Both of those procedures went well. He remained on very low ventilator settings post op and Dr. Schraff was eager and confident that Maxi could eventually be weaned off the ventilator. Eight days after his tracheostomy, he had his first HME filter trial for 30 minutes. Maxi did so well that they increased his time day by day until he was on HME’s during the day and using the ventilator only at night for pressure support. He never needed oxygen from the ventilator, which was a huge win for us.
He began speech therapy, and that’s when I learned about the speaking valve. We were able to trial it, and he did great with that too. Everyone was consistently surprised and impressed by Maxi and his progress, and it gave us so much hope for his future.

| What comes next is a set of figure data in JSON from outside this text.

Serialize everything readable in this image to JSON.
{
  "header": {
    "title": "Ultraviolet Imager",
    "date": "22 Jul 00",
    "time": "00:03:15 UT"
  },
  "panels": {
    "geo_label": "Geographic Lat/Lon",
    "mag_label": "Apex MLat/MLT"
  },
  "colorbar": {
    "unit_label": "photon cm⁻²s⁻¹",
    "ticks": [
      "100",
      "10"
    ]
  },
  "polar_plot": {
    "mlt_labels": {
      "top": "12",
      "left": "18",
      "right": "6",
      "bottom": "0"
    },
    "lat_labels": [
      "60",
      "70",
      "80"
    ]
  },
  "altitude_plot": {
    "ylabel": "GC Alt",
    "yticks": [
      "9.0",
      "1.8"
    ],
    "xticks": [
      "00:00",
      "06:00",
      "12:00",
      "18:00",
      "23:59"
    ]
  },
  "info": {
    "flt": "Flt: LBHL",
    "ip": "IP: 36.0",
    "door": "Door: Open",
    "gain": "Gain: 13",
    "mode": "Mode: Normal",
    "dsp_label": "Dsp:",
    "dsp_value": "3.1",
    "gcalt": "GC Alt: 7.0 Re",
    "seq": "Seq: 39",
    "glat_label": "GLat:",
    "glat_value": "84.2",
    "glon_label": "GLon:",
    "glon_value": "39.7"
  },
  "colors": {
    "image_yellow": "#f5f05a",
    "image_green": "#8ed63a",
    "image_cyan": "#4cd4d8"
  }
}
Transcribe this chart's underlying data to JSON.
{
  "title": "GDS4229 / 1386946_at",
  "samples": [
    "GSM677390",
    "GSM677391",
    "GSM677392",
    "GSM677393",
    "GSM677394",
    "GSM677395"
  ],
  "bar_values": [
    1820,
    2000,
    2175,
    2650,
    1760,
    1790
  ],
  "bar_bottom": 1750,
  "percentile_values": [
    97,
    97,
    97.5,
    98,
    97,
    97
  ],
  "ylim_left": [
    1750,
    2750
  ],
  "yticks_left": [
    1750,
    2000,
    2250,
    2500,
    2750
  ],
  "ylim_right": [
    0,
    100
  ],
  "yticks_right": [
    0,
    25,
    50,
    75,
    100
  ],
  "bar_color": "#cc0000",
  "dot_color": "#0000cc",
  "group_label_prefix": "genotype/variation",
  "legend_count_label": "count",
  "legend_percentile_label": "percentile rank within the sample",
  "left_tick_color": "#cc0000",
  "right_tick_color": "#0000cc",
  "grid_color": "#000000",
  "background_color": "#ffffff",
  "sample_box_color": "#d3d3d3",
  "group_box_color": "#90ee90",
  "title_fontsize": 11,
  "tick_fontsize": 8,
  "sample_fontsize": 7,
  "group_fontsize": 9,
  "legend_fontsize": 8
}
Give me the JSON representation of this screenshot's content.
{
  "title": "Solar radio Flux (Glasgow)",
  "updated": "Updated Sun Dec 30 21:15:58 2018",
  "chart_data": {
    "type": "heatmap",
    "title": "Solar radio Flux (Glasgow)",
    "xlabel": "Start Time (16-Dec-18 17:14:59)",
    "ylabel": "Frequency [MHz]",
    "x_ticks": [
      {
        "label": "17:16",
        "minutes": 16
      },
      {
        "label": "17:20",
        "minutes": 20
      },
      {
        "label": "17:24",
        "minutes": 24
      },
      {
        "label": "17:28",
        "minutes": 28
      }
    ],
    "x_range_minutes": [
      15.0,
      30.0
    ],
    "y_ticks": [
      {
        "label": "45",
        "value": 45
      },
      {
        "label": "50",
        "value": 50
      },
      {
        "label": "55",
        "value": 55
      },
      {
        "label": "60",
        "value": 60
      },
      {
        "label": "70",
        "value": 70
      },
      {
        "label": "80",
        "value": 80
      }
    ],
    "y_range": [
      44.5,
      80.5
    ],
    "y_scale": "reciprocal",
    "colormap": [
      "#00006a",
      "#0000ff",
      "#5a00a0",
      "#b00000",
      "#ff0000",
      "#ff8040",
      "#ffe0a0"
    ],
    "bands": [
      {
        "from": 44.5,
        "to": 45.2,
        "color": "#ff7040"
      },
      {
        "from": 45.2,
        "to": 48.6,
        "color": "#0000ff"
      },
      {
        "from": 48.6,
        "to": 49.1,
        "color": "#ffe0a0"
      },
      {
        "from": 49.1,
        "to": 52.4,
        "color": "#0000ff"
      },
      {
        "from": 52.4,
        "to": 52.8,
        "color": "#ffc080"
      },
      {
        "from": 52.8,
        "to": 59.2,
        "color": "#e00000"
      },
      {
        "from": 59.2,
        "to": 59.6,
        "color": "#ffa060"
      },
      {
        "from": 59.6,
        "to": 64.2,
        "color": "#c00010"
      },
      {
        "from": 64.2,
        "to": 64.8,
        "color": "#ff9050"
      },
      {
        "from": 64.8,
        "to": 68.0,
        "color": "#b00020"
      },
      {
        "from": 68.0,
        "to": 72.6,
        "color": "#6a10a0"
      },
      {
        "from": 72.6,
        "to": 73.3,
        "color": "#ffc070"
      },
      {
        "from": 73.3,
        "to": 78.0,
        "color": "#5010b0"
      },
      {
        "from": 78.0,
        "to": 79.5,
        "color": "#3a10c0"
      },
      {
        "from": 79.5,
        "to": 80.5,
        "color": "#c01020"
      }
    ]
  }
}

We were completely committed to learning everything we needed to know to become medical parents and to finding the best therapists and medical team for him in San Antonio. As we prepared for discharge, the pulmonologist was surprised by how well Maxi breathed on HME’s. She had done her own bedside scope and said his tracheomalacia was more severe than he appeared to show. She increased his pressure support on the ventilator for nighttime and sick settings, and we left the hospital using HME’s during the day and the ventilator at night.
When we were doing the simulations of worst-case scenarios—practicing CPR and preparing for emergencies—we felt a small sense of relief. The nurses and RTs told us that because Maxi didn’t need oxygen, if we ever had to take him to the hospital, it likely wouldn’t be in an extreme emergency. I wish those words had turned out to be true.
Maxi spent four nights at home before he suddenly stopped breathing and had to be rushed to the hospital. It was unexpected, devastating, and a harsh reality of the severity of his struggle being born with this type of airway disorder. Maxi didn’t make it, and he passed away in our arms on March 7th, 2025.
I always imagined writing his story someday, but not like this. I imagined writing it for him—so he could read it when he was older, feel proud of the mighty fight he fought, and know what a little warrior he was. I documented his entire journey taking pictures with his entire care team to show him one day. He was so deeply loved and adored at Texas Children’s. They became our second family, and everyone was so invested in his care and always rooting for him. I am so incredibly proud of him, and even prouder to be his mother.
His life & his journey broke me, humbled me, strengthened me and healed me all at once. He is and forever will be my greatest gift, and his life will forever be remembered, honored, and cherished with all of our hearts.
In loving memory ~ Maximiliano Armando Escobar
09/12/2024 – 03/07/2025
Gallery
Memory wall
Maxi’s story helped me through the loss of my laryngeal cleft baby all the way here in Australia. His journey will also help others, thank you for sharing such a difficult time in your life. 💛
I would call you sunshine when you smiled at me, because that’s exactly what you are…pure, radiant sunshine.